For a while there, Nintendo was looking like a slow-motion train wreck, plunging wildly off the rails into obscurity and disaster. Many have even stopped mentioning Nintendo as part of the console wars, leaving it out of conversations about Sony and Microsoft (News - Alert). A new report notes that that may be about to change, as Nintendo's market cap has recently doubled in value thanks to one juggernaut of a game: Pokémon Go.
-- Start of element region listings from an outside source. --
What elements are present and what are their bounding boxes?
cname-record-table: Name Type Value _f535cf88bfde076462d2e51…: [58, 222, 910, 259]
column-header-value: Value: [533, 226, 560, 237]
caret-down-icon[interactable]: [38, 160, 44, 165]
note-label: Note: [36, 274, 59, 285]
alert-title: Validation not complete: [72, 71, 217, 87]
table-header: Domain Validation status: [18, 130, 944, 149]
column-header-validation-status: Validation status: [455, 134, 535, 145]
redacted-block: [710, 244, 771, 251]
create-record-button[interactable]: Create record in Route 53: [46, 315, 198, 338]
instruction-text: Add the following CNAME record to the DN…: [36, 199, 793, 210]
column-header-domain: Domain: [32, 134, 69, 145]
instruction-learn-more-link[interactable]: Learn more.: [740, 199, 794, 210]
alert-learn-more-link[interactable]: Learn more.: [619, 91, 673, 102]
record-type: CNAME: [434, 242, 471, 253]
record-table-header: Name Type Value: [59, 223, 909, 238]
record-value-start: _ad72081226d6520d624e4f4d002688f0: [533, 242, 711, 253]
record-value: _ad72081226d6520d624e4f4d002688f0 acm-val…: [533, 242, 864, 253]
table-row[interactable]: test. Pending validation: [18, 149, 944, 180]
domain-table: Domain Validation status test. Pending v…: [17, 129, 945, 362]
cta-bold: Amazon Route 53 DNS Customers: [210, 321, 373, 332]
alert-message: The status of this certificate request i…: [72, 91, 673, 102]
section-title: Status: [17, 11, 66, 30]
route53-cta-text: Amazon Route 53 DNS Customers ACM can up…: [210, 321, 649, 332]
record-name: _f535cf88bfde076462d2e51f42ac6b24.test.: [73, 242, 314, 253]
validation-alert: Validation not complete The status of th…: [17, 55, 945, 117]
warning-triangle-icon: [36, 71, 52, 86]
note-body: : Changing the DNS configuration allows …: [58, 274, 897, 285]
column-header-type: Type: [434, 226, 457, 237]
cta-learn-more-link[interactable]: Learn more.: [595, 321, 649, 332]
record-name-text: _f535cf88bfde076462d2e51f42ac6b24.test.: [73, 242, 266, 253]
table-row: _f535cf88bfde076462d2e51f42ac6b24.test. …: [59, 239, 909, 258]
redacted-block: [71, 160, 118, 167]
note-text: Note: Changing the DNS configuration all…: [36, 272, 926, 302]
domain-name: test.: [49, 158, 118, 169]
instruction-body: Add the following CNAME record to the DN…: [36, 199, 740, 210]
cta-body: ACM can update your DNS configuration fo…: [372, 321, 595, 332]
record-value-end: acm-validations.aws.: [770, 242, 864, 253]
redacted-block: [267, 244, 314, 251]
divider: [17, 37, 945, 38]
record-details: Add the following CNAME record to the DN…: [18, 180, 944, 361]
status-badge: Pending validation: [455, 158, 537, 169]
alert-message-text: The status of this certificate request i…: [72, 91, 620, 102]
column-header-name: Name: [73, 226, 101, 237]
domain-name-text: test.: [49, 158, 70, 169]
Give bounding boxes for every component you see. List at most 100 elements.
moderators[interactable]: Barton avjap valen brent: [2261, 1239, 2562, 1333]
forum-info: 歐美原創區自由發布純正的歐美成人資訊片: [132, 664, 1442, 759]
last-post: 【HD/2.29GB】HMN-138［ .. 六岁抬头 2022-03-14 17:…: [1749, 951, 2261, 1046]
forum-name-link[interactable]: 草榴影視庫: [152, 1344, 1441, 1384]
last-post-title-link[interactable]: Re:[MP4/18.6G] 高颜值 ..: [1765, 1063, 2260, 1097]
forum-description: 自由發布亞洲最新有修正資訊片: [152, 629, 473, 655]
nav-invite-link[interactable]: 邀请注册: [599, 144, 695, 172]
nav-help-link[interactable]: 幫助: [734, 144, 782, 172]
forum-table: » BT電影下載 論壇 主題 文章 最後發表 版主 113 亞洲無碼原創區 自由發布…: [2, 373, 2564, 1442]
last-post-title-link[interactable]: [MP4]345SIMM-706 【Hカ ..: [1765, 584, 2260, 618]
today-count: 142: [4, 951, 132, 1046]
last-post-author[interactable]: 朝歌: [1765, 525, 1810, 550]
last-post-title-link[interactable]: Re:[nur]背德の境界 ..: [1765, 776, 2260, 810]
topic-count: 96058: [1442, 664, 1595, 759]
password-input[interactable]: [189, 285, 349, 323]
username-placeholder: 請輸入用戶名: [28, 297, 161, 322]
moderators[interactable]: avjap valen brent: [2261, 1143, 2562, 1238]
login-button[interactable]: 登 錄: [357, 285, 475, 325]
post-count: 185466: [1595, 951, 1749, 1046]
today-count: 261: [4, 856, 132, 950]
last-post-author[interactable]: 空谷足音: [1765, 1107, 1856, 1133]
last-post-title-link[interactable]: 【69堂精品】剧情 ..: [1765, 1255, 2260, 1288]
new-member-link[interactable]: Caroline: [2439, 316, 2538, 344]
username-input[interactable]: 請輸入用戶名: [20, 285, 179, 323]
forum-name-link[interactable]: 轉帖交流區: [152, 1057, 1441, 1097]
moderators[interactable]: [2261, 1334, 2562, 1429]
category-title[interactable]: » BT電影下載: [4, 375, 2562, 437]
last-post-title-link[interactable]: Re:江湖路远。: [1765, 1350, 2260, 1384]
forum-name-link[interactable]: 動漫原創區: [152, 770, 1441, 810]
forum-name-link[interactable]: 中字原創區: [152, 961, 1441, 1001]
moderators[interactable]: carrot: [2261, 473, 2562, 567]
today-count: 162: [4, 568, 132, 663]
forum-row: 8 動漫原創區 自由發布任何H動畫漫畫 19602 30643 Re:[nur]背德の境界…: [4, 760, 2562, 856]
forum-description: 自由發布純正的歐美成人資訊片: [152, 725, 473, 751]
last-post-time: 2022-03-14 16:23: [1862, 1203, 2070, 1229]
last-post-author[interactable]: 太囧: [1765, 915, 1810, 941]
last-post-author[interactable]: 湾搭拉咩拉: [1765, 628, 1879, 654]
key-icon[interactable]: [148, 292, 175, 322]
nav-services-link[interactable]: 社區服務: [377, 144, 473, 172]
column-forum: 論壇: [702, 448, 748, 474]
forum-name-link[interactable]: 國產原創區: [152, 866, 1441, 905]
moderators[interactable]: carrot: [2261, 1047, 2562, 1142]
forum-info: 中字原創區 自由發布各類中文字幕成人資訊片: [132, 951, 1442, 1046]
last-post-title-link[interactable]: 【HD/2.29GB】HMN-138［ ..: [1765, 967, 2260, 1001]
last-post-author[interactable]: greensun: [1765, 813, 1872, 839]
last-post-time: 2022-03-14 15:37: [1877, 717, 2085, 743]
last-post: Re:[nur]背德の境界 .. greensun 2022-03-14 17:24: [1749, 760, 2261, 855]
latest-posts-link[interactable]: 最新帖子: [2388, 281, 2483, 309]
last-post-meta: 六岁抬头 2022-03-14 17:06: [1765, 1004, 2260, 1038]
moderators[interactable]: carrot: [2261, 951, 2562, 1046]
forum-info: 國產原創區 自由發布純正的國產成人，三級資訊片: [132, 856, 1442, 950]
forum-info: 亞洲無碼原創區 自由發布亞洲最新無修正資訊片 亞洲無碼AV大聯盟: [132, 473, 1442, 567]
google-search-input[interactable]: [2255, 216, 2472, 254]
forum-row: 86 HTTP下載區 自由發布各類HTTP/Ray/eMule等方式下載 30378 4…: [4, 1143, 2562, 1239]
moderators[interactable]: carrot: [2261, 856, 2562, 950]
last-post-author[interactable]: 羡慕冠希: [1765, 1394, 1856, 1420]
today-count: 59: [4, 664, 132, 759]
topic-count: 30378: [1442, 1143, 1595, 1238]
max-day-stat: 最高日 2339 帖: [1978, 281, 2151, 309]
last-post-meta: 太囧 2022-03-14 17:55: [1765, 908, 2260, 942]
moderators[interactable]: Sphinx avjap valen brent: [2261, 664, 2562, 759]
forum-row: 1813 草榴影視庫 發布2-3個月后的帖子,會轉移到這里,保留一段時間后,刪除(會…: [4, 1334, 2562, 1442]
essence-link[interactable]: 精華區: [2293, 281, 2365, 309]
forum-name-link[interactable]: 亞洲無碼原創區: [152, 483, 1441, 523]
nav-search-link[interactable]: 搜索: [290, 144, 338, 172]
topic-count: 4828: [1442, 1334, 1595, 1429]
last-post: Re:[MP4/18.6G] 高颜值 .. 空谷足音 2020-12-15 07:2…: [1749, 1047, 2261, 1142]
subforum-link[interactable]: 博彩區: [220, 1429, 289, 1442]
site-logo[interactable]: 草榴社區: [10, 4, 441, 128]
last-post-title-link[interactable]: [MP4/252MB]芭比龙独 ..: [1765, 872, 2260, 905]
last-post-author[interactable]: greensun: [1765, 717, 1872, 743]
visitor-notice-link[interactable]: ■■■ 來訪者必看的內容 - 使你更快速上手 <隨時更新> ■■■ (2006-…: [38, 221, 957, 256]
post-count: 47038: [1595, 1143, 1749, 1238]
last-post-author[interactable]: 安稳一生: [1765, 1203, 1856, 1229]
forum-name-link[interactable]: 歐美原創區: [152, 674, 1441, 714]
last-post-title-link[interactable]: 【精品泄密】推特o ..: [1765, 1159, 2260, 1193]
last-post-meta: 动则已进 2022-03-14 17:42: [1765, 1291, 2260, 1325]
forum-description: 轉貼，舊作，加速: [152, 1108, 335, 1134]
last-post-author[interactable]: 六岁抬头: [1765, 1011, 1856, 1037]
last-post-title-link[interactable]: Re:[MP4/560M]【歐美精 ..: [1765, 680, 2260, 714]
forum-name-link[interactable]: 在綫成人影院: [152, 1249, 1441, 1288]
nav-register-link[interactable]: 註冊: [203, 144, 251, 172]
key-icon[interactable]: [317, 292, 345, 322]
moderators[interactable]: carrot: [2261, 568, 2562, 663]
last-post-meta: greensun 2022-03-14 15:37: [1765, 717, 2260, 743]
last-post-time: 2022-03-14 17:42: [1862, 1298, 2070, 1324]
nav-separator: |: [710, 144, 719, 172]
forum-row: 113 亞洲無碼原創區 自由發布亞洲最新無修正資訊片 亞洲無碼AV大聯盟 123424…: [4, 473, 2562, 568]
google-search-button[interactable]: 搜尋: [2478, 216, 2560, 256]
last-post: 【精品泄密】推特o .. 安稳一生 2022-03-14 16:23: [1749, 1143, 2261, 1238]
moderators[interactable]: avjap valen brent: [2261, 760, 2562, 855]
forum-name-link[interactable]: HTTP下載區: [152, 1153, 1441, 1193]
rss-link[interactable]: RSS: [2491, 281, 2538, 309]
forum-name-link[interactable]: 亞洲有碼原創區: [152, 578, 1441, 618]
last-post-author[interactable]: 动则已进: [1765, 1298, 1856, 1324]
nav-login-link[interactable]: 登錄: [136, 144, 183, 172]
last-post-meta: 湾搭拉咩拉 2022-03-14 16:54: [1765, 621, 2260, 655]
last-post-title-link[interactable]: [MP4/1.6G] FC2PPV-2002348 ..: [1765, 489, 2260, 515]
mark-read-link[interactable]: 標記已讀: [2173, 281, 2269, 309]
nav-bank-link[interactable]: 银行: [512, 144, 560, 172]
On Tuesday, reports note, Nintendo was trading around $42.5 billion, and just days before, on Friday, it saw a new record for single-day trading on the Tokyo exchange, as $4.5 billion worth of stock was traded. In perhaps the biggest twist of all, Nintendo only indirectly benefits from Pokémon Go, as another company altogether developed it as a mobile app.
Nintendo's riding the Pokémon wave to new heights, but it's not resting on its laurels. It's also been seen releasing a mini-Nintendo Entertainment System (NES) console that contains a slate of 30 eight-bit-era games for $60, which isn't exactly a terrible price for a system that can readily hook to most televisions. It included several major releases, including all three versions of Super Mario Bros and other major names ranging from Kid Icarus to Kirby's Adventure.
Regardless of the stance on value, Nintendo's recent run of success has demonstrated, clearly, that the console wars may not just be about consoles anymore. There was more than a little derision when Nintendo retracted a lot of its console capability—how many Wii U games have you seen released lately—and pushed to mobile games instead. Now here we are looking at a popular new mini-console with a huge nostalgia value and a mobile app that's gone so far in popularity that it's being used as bait in armed robberies. Potential attributions are many and varied; Nintendo's banking on nostalgia like no tomorrow, it's advancing the growing mobile gaming market and it's taken one of the first and biggest steps in augmented reality gaming.
Any of these could work for a start, but it's clear that whatever Nintendo's doing, it's working. The real problem with this, however, is that it may be temporary. Nintendo can't very well bring out another Pokémon Go, so once the popularity fades, what will be waiting in the wings to replace it? The Nintendo NX may be ready for a holiday season 2016 release, and if Nintendo can have a big release ready for it, it will not only have a large chunk of the market to itself, but it can also take advantage of lessons learned from the Wii U's release and make the most of that solitary position.
With its market cap now enormous—it's actually bigger than Sony's approximate $40 billion, at last report—it has the resources to do most anything. All that's left is to find out how Nintendo will follow up on this monster win.